For Wednesday, December 14, 2011
I talked with a friend this afternoon and told him that I have long been too much of a thinker. I over-analyze situations and my interaction with others. I strive to “act appropriately” but in doing that, I put undue stress on myself to filter my words or to at least chastise myself when I think I have said too much. My friend told me that I don’t need a filter, for my words and my approach in conversations are usually spot on, however I may be overly aware of how others are affected by my words and anticipate their reactions, or else I care a little too much for how they will handle my words. It’s not my responsibility to do that, at least not constantly.
Today I confronted a few people on some important matters. I did not hold back, although I did choose some words carefully so as not to burn bridges or make the situation worse. That’s simple wisdom. It felt good not to hold it in or to stuff my feelings. When I was asked to “take a walk” to continue a conversation in a more private setting, it became my time to do the challenging, my time to demand appropriate answers. Yet, as passionate as my words were, I remained in control.

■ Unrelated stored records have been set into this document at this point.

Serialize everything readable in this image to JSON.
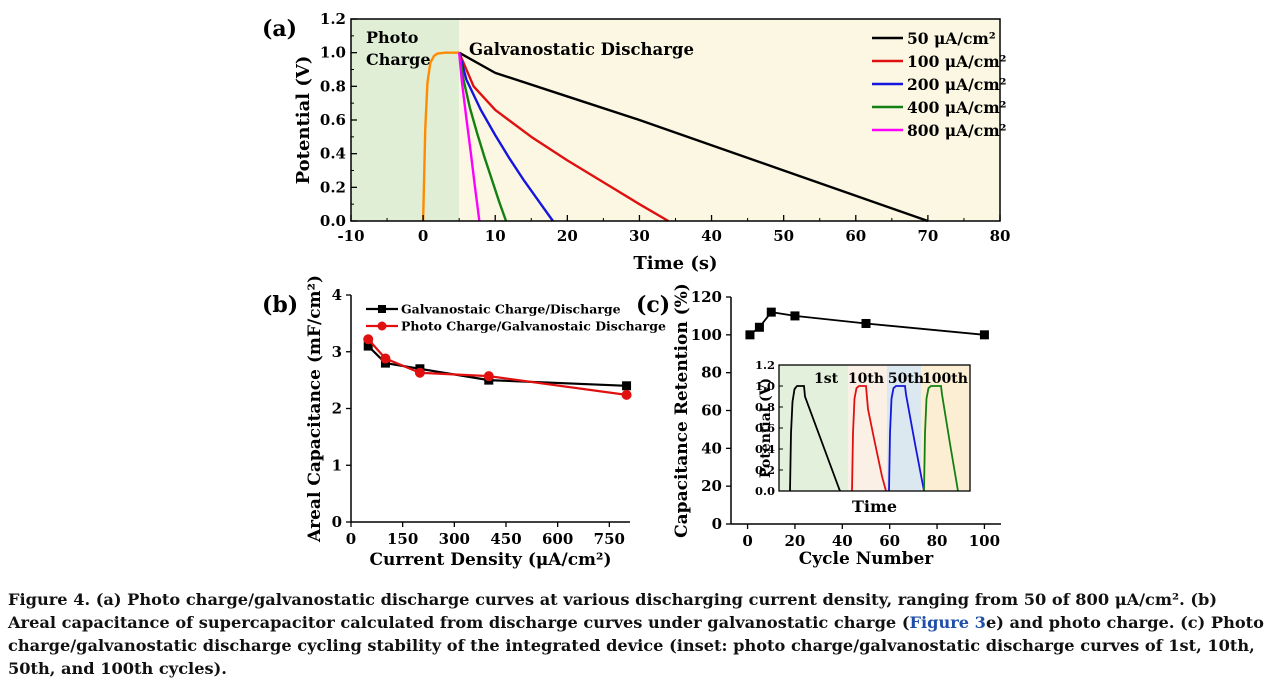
{
  "panel_labels": {
    "a": "(a)",
    "b": "(b)",
    "c": "(c)"
  },
  "chart_data": [
    {
      "panel": "a",
      "type": "line",
      "xlabel": "Time (s)",
      "ylabel": "Potential (V)",
      "xlim": [
        -10,
        80
      ],
      "ylim": [
        0,
        1.2
      ],
      "xticks": [
        -10,
        0,
        10,
        20,
        30,
        40,
        50,
        60,
        70,
        80
      ],
      "yticks": [
        0.0,
        0.2,
        0.4,
        0.6,
        0.8,
        1.0,
        1.2
      ],
      "regions": [
        {
          "label": "Photo\nCharge",
          "from": -10,
          "to": 5,
          "color": "#dfeed5"
        },
        {
          "label": "Galvanostatic Discharge",
          "from": 5,
          "to": 80,
          "color": "#fbf7e2"
        }
      ],
      "legend_position": "top-right",
      "charge_curve": {
        "color": "#ff8c00",
        "x": [
          0,
          0.3,
          0.6,
          1.0,
          1.5,
          2.0,
          3.0,
          4.0,
          5.0
        ],
        "y": [
          0,
          0.55,
          0.82,
          0.94,
          0.98,
          0.995,
          1.0,
          1.0,
          1.0
        ]
      },
      "series": [
        {
          "name": "50 μA/cm²",
          "color": "#000000",
          "x": [
            5,
            10,
            20,
            30,
            40,
            50,
            60,
            70
          ],
          "y": [
            1.0,
            0.88,
            0.74,
            0.6,
            0.45,
            0.3,
            0.15,
            0.0
          ]
        },
        {
          "name": "100 μA/cm²",
          "color": "#e01010",
          "x": [
            5,
            7,
            10,
            15,
            20,
            25,
            30,
            34
          ],
          "y": [
            1.0,
            0.8,
            0.66,
            0.5,
            0.36,
            0.23,
            0.1,
            0.0
          ]
        },
        {
          "name": "200 μA/cm²",
          "color": "#1515e0",
          "x": [
            5,
            6,
            8,
            10,
            12,
            14,
            16,
            18
          ],
          "y": [
            1.0,
            0.84,
            0.66,
            0.51,
            0.37,
            0.24,
            0.12,
            0.0
          ]
        },
        {
          "name": "400 μA/cm²",
          "color": "#128012",
          "x": [
            5,
            5.6,
            6.5,
            7.5,
            8.5,
            9.5,
            10.5,
            11.5
          ],
          "y": [
            1.0,
            0.84,
            0.67,
            0.52,
            0.38,
            0.25,
            0.12,
            0.0
          ]
        },
        {
          "name": "800 μA/cm²",
          "color": "#ff00ff",
          "x": [
            5,
            5.4,
            6.0,
            6.6,
            7.2,
            7.8
          ],
          "y": [
            1.0,
            0.82,
            0.61,
            0.41,
            0.2,
            0.0
          ]
        }
      ]
    },
    {
      "panel": "b",
      "type": "line",
      "xlabel": "Current Density (μA/cm²)",
      "ylabel": "Areal Capacitance (mF/cm²)",
      "xlim": [
        0,
        810
      ],
      "ylim": [
        0,
        4
      ],
      "xticks": [
        0,
        150,
        300,
        450,
        600,
        750
      ],
      "yticks": [
        0,
        1,
        2,
        3,
        4
      ],
      "legend_position": "top-right",
      "series": [
        {
          "name": "Galvanostaic Charge/Discharge",
          "color": "#000000",
          "marker": "square",
          "x": [
            50,
            100,
            200,
            400,
            800
          ],
          "y": [
            3.1,
            2.8,
            2.7,
            2.5,
            2.4
          ]
        },
        {
          "name": "Photo Charge/Galvanostaic Discharge",
          "color": "#e01010",
          "marker": "circle",
          "x": [
            50,
            100,
            200,
            400,
            800
          ],
          "y": [
            3.22,
            2.88,
            2.63,
            2.57,
            2.24
          ]
        }
      ]
    },
    {
      "panel": "c",
      "type": "line",
      "xlabel": "Cycle Number",
      "ylabel": "Capacitance Retention (%)",
      "xlim": [
        -7,
        107
      ],
      "ylim": [
        0,
        120
      ],
      "xticks": [
        0,
        20,
        40,
        60,
        80,
        100
      ],
      "yticks": [
        0,
        20,
        40,
        60,
        80,
        100,
        120
      ],
      "series": [
        {
          "color": "#000000",
          "marker": "square",
          "x": [
            1,
            5,
            10,
            20,
            50,
            100
          ],
          "y": [
            100,
            104,
            112,
            110,
            106,
            100
          ]
        }
      ],
      "inset": {
        "xlabel": "Time",
        "ylabel": "Potential (V)",
        "ylim": [
          0,
          1.2
        ],
        "yticks": [
          0.0,
          0.2,
          0.4,
          0.6,
          0.8,
          1.0,
          1.2
        ],
        "cycles": [
          {
            "label": "1st",
            "color": "#000000",
            "bg": "#e3f0db"
          },
          {
            "label": "10th",
            "color": "#e01010",
            "bg": "#fbf0e6"
          },
          {
            "label": "50th",
            "color": "#1515e0",
            "bg": "#dbe8ef"
          },
          {
            "label": "100th",
            "color": "#128012",
            "bg": "#fbeed2"
          }
        ]
      }
    }
  ],
  "caption": {
    "part1": "Figure 4. (a) Photo charge/galvanostatic discharge curves at various discharging current density, ranging from 50 of 800 μA/cm². (b) Areal capacitance of supercapacitor calculated from discharge curves under galvanostatic charge (",
    "ref": "Figure 3",
    "part2": "e) and photo charge. (c) Photo charge/galvanostatic discharge cycling stability of the integrated device (inset: photo charge/galvanostatic discharge curves of 1st, 10th, 50th, and 100th cycles)."
  }
}
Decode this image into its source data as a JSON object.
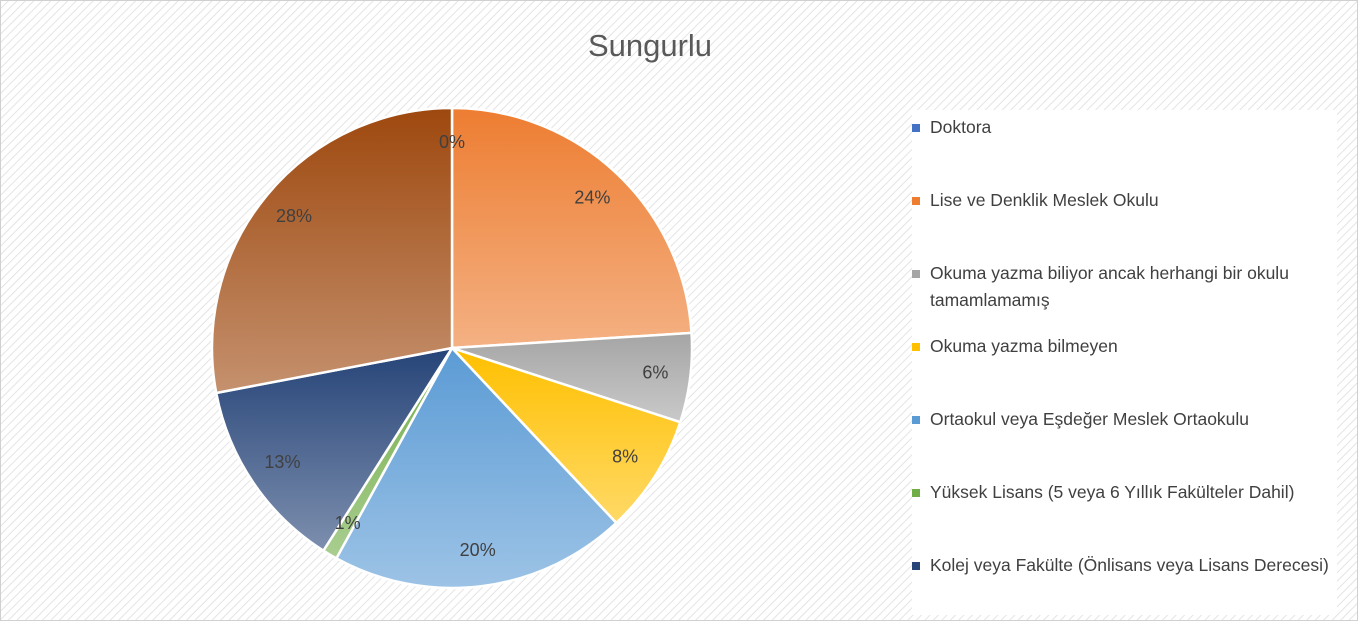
{
  "chart_data": {
    "type": "pie",
    "title": "Sungurlu",
    "categories": [
      "Doktora",
      "Lise ve Denklik Meslek Okulu",
      "Okuma yazma biliyor ancak herhangi bir okulu tamamlamamış",
      "Okuma yazma bilmeyen",
      "Ortaokul veya Eşdeğer Meslek Ortaokulu",
      "Yüksek Lisans (5 veya 6 Yıllık Fakülteler Dahil)",
      "Kolej veya Fakülte (Önlisans veya Lisans Derecesi)",
      null
    ],
    "values": [
      0,
      24,
      6,
      8,
      20,
      1,
      13,
      28
    ],
    "value_labels": [
      "0%",
      "24%",
      "6%",
      "8%",
      "20%",
      "1%",
      "13%",
      "28%"
    ],
    "colors": [
      "#4472c4",
      "#ed7d31",
      "#a5a5a5",
      "#ffc000",
      "#5b9bd5",
      "#70ad47",
      "#264478",
      "#9e480e"
    ],
    "legend": "right"
  }
}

I rode home at the end of the day and knew I had been right to tell myself to be calm and to go with the flow at the start of the week, despite the rocky weather that had come to be over the last few days. But at the end of the day today it became clear to me that when I am held over a barrel, that’s when my courage chooses to surface.
As weeks go, this may not be one I call a favorite, but maybe it wasn't as bad as I anticipated. Speaking the truth and saying what needs to be said is tough, but it's hard to live life with integrity if one hides in a corner.